4 `# o, K: R# m4 F9 \( NAlthough rarely reported, the widespread avail-2 F5 g2 o( z' |4 @2 U8 W
ability of androgen products in our society may% H% u4 X$ F# x  C& N
indeed cause more virilization in male or female
/ H" o3 K* N( I  ?" Y5 {children than one would realize. Exposure to andro-; [- E1 t; K# l/ w
gen products must be considered and specific ques-
. I$ ~/ N; y( e( F4 @7 E( @tioning about the use of a testosterone product or0 j7 r$ ^0 r$ J6 g9 a$ O
gel should be asked of the family members during0 }8 t" ~% H& Z- }2 \7 }
the evaluation of any children who present with vir-8 b8 G. Z  [6 h) B, K2 ]
ilization or peripheral precocious puberty. The diag-) G. }) B/ k0 J9 v4 n& u) i5 S/ B
nosis can be established by just a few tests and by1 ^- C- {0 a8 e3 A1 N
appropriate history. The inability to obtain such a
7 ^, B5 m3 R( O5 ]+ X+ h, t% X9 |history, or failure to ask the specific questions, may
3 N' _3 [) H( H0 ]* Z5 Gresult in extensive, unnecessary, and expensive
' H3 \4 J  t; e: m7 d9 ^' iinvestigation. The primary care physician should be3 R  E7 f" l! K& p' g; r
aware of this fact, because most of these children
1 \0 Q2 ?6 F) @may initially present in their practice. The Physicians’

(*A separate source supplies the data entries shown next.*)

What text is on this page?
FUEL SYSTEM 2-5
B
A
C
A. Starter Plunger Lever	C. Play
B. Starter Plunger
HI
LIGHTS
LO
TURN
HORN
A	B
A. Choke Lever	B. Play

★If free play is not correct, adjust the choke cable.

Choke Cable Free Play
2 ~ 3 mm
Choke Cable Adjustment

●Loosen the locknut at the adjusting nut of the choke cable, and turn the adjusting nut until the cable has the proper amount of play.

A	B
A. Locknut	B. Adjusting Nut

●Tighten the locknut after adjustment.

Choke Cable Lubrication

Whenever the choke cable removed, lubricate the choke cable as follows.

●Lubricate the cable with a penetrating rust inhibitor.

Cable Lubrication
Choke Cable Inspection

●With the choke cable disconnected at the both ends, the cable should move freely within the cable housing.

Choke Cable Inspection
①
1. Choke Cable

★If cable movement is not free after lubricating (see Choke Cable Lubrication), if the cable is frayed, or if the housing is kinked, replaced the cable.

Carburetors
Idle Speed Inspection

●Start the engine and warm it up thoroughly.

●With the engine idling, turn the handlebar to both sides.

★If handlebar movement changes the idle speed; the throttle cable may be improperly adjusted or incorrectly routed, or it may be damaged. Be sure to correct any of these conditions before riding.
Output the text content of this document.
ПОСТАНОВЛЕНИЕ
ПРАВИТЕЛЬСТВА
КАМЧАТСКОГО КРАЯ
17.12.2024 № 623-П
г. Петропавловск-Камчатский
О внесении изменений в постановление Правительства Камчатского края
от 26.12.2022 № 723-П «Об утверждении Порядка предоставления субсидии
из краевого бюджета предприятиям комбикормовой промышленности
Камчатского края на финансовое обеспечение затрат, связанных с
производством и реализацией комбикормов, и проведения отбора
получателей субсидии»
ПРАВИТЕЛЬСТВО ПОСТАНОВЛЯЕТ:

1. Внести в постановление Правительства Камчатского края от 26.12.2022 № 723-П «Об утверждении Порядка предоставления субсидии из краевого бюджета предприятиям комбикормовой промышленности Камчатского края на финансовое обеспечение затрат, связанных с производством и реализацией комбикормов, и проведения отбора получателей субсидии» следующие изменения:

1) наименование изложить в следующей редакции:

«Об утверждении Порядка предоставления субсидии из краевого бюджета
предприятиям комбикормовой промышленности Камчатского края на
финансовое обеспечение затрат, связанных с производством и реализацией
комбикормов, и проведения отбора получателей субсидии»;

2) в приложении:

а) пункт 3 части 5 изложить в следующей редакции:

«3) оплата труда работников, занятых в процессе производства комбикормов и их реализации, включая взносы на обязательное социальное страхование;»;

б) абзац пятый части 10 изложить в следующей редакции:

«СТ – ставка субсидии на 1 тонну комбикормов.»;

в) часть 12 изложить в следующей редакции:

3 }0 O5 e% [, Z( ~" dDesk Reference and package insert should also put a
! n% W8 [$ Y4 b' Gwarning about the virilizing effect on a male or# f: U9 i% n+ p$ Z/ g* Q2 p/ _
female child who might come in contact with some-; v& v7 j1 x+ Z- m  L$ P
one using any of these products.* A! x, z. i' T3 _, S6 `5 w3 R8 g/ N
References) E( Z8 m  m( U
1. Styne DM. The testes: disorder of sexual differentiation
: _4 M( Z$ Q! m  C: P4 {0 o6 l' ?and puberty in the male. In: Sperling MA, ed. Pediatric3 R+ Z  T& x1 c: d8 m7 A8 s4 X
Endocrinology. 2nd ed. Philadelphia, PA: WB Saunders;1 ~% ^6 I% c0 q- O5 T2 i
2002: 565-628.' O- K" x  x2 J- N1 t: U7 k; L
2. Rivarola M, Belgorosky A, Mendilaharzu H, et al. Precocious. W+ H! V! a/ x; k! W: M
puberty in children with tumours of the suprasellar pineal
發表於 2025-1-7 21:59:43 | 顯示全部樓層
這個我收藏了!謝謝分享!WK的資源越來越豐富,這少不了大大的辛勞!
發表於 2025-1-10 10:43:39 | 顯示全部樓層
VIP精品區,資源無限好賺金任務區,輕松賺金幣
加入VIP,享受高級特權宣傳賺金又升級,超級棒
感謝大大的辛勞分享!我會繼續在WK關注大大的文章!
發表於 2025-1-11 22:18:01 | 顯示全部樓層
女厕偷拍辅导班主任尿尿老师的逼很嫩还有一点
發表於 2025-1-17 16:31:39 | 顯示全部樓層
VIP精品區,資源無限好賺金任務區,輕松賺金幣
加入VIP,享受高級特權宣傳賺金又升級,超級棒
4个什么样的?
發表於 2025-1-19 02:41:05 | 顯示全部樓層

3 n$ ^) P0 F; U4 D7 `+ C精妙絕倫的精品,感謝啊!期待你更多更好的創作哦!
發表於 2025-3-8 22:04:50 | 顯示全部樓層
絕對的好貼!謝謝啊!逐字逐圖地看完這個帖子以後,我的心久久不能平靜,感恩啊!